Dürer hat doch recht. Zu geometrischen Konstruktionen in den "Vier Büchern von menschlicher Proportion"

Der Kunsthistoriker Berthold Hinz hat Albrecht Dürers "Vier Bücher von menschlicher Proportion" einer gründlichen wissenschaftlichen Bearbeitung unterzogen. Diese bedarf allerdings an einigen wenigen Stellen der Korrektur zugunsten Dürers. Insbesondere zwei geometrische Konstruktionen stehen hier im Fokus: Erstens Die Unterteilung einer gegebenen Strecke in drei Teile a, b, c mit a/b=b/c, und zweitens die Stauchung oder Streckung eines Würfels in einen Quader mit gleichem Volumen, gegebener Höhe und quadratischer Grundfläche. Letztere wird in diesem Vortrag erstmals entschlüsselt. Auch wenn uns manche Abschnitte 500 Jahre nach Erscheinen kryptisch vorkommen, erweist sich Dürer nachweislich nicht nur als kompetenter Mathematiker, sondern auch als sorgfältiger Buchautor.
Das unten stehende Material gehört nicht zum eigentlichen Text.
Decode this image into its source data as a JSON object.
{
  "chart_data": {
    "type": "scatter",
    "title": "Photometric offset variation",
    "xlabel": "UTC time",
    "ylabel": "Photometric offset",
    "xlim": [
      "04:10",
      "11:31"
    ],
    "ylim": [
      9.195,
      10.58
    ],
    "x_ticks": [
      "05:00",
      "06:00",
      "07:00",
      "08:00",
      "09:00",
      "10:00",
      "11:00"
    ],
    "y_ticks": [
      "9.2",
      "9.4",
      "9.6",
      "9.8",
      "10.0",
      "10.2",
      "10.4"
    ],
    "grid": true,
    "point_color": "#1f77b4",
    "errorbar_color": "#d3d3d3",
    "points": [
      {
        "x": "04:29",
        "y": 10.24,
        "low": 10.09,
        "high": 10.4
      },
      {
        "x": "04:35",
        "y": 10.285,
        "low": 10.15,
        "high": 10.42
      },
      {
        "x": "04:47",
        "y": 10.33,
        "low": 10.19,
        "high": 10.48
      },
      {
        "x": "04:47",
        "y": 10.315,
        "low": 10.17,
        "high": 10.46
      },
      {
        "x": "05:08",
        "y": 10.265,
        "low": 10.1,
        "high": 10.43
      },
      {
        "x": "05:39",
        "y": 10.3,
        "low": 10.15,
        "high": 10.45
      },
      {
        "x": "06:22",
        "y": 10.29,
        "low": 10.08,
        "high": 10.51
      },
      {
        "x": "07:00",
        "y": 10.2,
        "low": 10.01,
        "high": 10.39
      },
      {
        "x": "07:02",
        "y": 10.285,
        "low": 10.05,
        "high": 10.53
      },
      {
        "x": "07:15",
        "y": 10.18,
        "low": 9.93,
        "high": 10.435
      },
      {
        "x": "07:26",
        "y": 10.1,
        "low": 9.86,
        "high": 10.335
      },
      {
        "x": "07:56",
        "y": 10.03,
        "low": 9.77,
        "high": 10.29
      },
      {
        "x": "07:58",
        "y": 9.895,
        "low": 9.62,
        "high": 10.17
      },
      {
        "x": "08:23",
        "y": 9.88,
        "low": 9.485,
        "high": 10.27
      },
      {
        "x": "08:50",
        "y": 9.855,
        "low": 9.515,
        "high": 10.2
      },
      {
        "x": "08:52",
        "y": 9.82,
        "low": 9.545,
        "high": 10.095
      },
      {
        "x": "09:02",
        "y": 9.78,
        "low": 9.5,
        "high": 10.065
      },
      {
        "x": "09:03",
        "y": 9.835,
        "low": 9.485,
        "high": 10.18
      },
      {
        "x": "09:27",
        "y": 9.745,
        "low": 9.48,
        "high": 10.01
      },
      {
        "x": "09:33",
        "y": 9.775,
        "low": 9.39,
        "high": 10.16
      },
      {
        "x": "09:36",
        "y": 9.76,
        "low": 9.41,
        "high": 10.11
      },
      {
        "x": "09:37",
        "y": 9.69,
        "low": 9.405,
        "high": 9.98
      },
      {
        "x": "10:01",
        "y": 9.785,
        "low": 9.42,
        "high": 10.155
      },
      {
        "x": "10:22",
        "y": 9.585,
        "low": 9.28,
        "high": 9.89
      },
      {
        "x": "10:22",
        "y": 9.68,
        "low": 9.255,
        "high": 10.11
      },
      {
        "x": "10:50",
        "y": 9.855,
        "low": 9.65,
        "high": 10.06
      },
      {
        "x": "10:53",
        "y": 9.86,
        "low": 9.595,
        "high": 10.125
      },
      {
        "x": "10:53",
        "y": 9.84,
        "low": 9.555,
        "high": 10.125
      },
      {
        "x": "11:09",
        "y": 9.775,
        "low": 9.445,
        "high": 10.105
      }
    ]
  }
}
Hannes Schmidt studierte Ingenieurwesen an den Universitäten Karlsruhe und Cambridge und Mathematik an der Fernuniversität Hagen. Seit 2008 betreut er in Nürnberg die Kunstsammlung und Bibliothek der Albrecht-Dürer-Haus-Stiftung e.V., die sich Dürers Werk, seinem Leben und Nachleben widmen.